Figure 8 reveals a bifurcated performance curve for the cryogenically cooled LD bar, with optical power and efficiency increasing moderately as the interface temperature decreases from 50 °C to – 100 °C, but then decreasing steeply as the temperature continues to fall towards − 200 °C. The peak optical power of this DILAS LD bar was, thus, found to occur at 68.8 W for an interface temperature of − 100 °C and an emitter temperature of − 75 °C.

It is, thus, clear that use of the cryogenic micro-pin fin cooler has considerably improved the optical performance of the LD bar, raising the peak power by some 20%, to nearly 69 W at an interface temperature of – 100 °C, compared with the nominal optical power of just 57.3 W at an interface temperature of 41 °C. The peak power efficiency of 68.9%—some 5% higher than for room temperature operation—is seen to occur at an interface temperature of − 50 °C, remains essentially flat from – 50 °C to – 100 °C and then falls steeply below − 100 °C.

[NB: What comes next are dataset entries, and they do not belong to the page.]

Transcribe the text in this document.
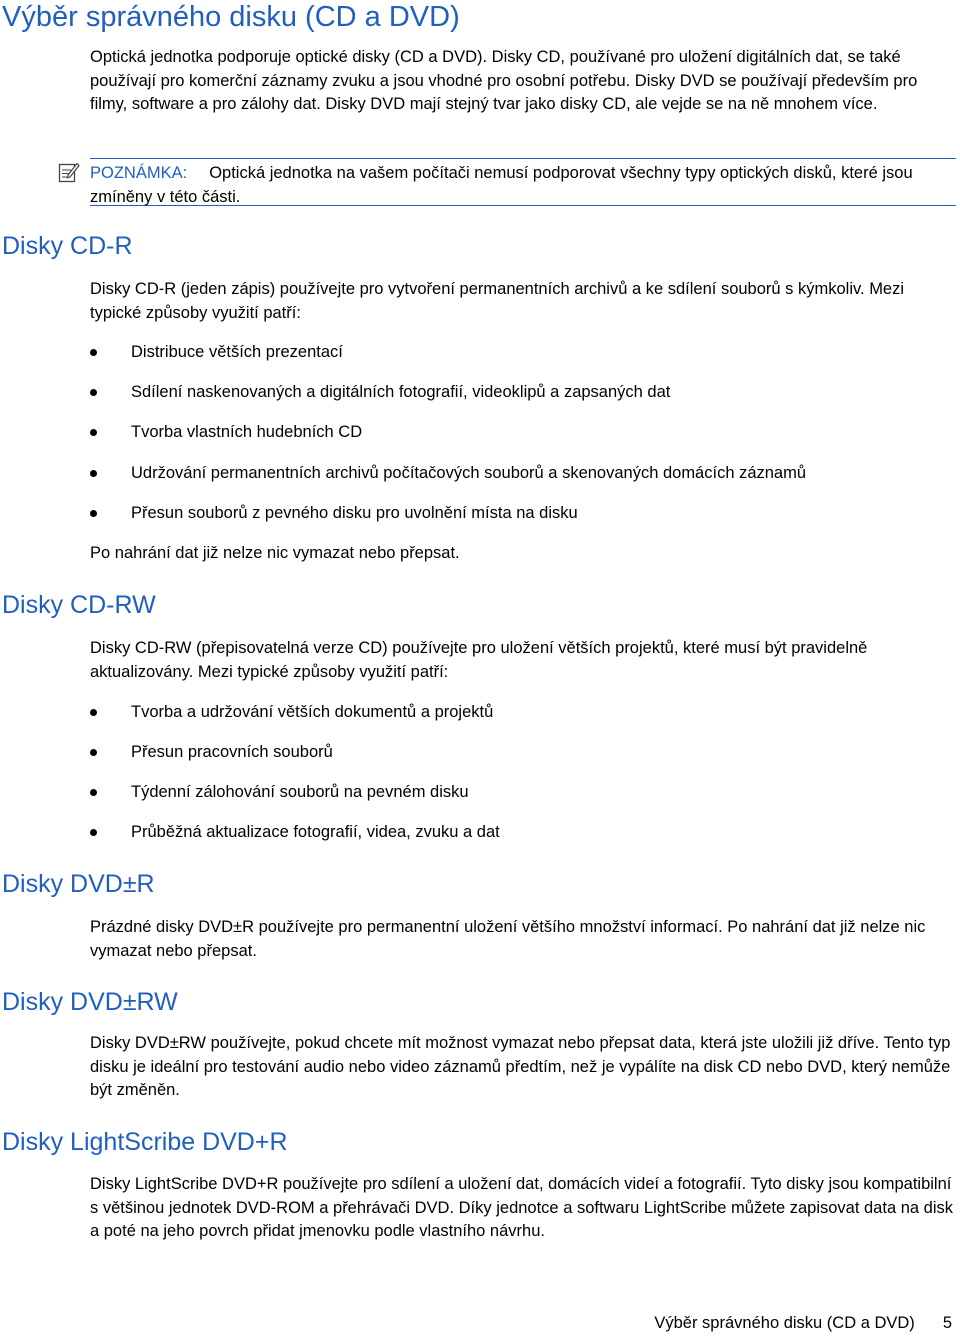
Výběr správného disku (CD a DVD)

Optická jednotka podporuje optické disky (CD a DVD). Disky CD, používané pro uložení digitálních dat, se také používají pro komerční záznamy zvuku a jsou vhodné pro osobní potřebu. Disky DVD se používají především pro filmy, software a pro zálohy dat. Disky DVD mají stejný tvar jako disky CD, ale vejde se na ně mnohem více.

POZNÁMKA: Optická jednotka na vašem počítači nemusí podporovat všechny typy optických disků, které jsou zmíněny v této části.
Disky CD-R

Disky CD-R (jeden zápis) používejte pro vytvoření permanentních archivů a ke sdílení souborů s kýmkoliv. Mezi typické způsoby využití patří:

Distribuce větších prezentací
Sdílení naskenovaných a digitálních fotografií, videoklipů a zapsaných dat
Tvorba vlastních hudebních CD
Udržování permanentních archivů počítačových souborů a skenovaných domácích záznamů
Přesun souborů z pevného disku pro uvolnění místa na disku

Po nahrání dat již nelze nic vymazat nebo přepsat.

Disky CD-RW

Disky CD-RW (přepisovatelná verze CD) používejte pro uložení větších projektů, které musí být pravidelně aktualizovány. Mezi typické způsoby využití patří:

Tvorba a udržování větších dokumentů a projektů
Přesun pracovních souborů
Týdenní zálohování souborů na pevném disku
Průběžná aktualizace fotografií, videa, zvuku a dat
Disky DVD±R

Prázdné disky DVD±R používejte pro permanentní uložení většího množství informací. Po nahrání dat již nelze nic vymazat nebo přepsat.

Disky DVD±RW

Disky DVD±RW používejte, pokud chcete mít možnost vymazat nebo přepsat data, která jste uložili již dříve. Tento typ disku je ideální pro testování audio nebo video záznamů předtím, než je vypálíte na disk CD nebo DVD, který nemůže být změněn.

Disky LightScribe DVD+R

Disky LightScribe DVD+R používejte pro sdílení a uložení dat, domácích videí a fotografií. Tyto disky jsou kompatibilní s většinou jednotek DVD-ROM a přehrávači DVD. Díky jednotce a softwaru LightScribe můžete zapisovat data na disk a poté na jeho povrch přidat jmenovku podle vlastního návrhu.

Výběr správného disku (CD a DVD) 5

The observed deterioration of performance below − 100 °C was unexpected and will require additional research to determine the underlying causes and mechanisms responsible for this result. Despite the use of a nitrogen gas shield, ice film generation on the emitter surface was observed in the actual test, for interface temperatures of − 100 °C and colder. This ice accumulation may well explain the observed degradation in the optical power and the power efficiency below − 100 °C. Alternatively, the complex—and sometimes competing ways—in which the emitter temperature can affect the threshold current, the external differential quantum efficiency, and the power efficiency, as well as how they interact to determine the emitted optical power [19] may be responsible for the observed behavior of this commercial cryogenically cooled GaAs LD bar.

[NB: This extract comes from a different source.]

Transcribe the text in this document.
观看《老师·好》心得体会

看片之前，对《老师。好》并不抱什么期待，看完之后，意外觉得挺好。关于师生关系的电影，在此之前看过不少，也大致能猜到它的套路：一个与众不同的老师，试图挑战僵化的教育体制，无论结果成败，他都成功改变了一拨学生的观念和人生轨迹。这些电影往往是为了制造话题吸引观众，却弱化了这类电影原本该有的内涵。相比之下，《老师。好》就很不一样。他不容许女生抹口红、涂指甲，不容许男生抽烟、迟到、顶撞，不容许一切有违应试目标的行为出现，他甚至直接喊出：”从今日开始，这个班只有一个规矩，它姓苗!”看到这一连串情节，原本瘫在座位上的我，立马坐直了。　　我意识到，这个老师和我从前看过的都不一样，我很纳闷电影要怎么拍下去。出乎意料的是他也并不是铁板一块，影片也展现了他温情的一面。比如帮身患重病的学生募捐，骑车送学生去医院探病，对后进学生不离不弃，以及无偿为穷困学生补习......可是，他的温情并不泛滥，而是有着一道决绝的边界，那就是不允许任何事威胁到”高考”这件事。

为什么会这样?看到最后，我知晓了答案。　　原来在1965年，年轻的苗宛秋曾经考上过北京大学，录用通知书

The goal of this study is not to demonstrate the improved performance of the typical high-power LD under absolutely cryogenic temperatures in the range from − 196 °C to − 173 °C. The typical high-power LDs, commercially available, nominally operate around the room temperature. The primary objectives of this study are to explore the thermofluid performance of micro-pin fin coolers with LN₂ flow and to investigate the performance of the typical high-power LD in the broad range of temperatures from the near room temperature to the absolutely cryogenic temperature. For the absolute cryogenic temperature condition in the range from − 196 °C to − 173 °C, the LD with specially designed band structure might be needed. Nevertheless, as aforementioned, it is clearly seen that both the optical power and the power efficiency of the typical high-power LD could be considerably improved in the range from the room temperature to – 100 °C.

6 Conclusions

This study was conducted to explore the thermal performances of cryogenic micro-pin fin coolers for high-power LD bars. The preliminary study explored the basic thermal behaviors of the micro-pin fin arrays with FC-72 as a working fluid. After the preliminary study, the apparatus was modified and implemented for exploring the performance of cryogenic micro-pin fin coolers with liquid nitrogen, LN₂, flows. The study analyzed the thermal performance of the cryogenic micro-pin fin cooler and demonstrated its application for cooling an actual LD bar.

The thermal resistance value for the micro-pin fin cooler, R_mc, from the hot surface of the cooler to the LN₂ flow, ranged from 0.03 to 0.04 °C/W. This value was just 1/3 of the resistance associated with the micro-gap cooler. Use of the cryogenic micro-pin fin cooler was found to considerably improve the optical performance of the LD bar, raising the peak power by some 20%, to nearly 69 W at an interface temperature of − 100 °C, compared with the nominal optical power of just 57.3 W at an interface temperature of 41 °C. Similarly, the peak power efficiency was found to reach 68.9%, or approximately 8% higher than achieved with a base temperature of 41 °C, was observed to occur at an interface temperature of − 50 °C.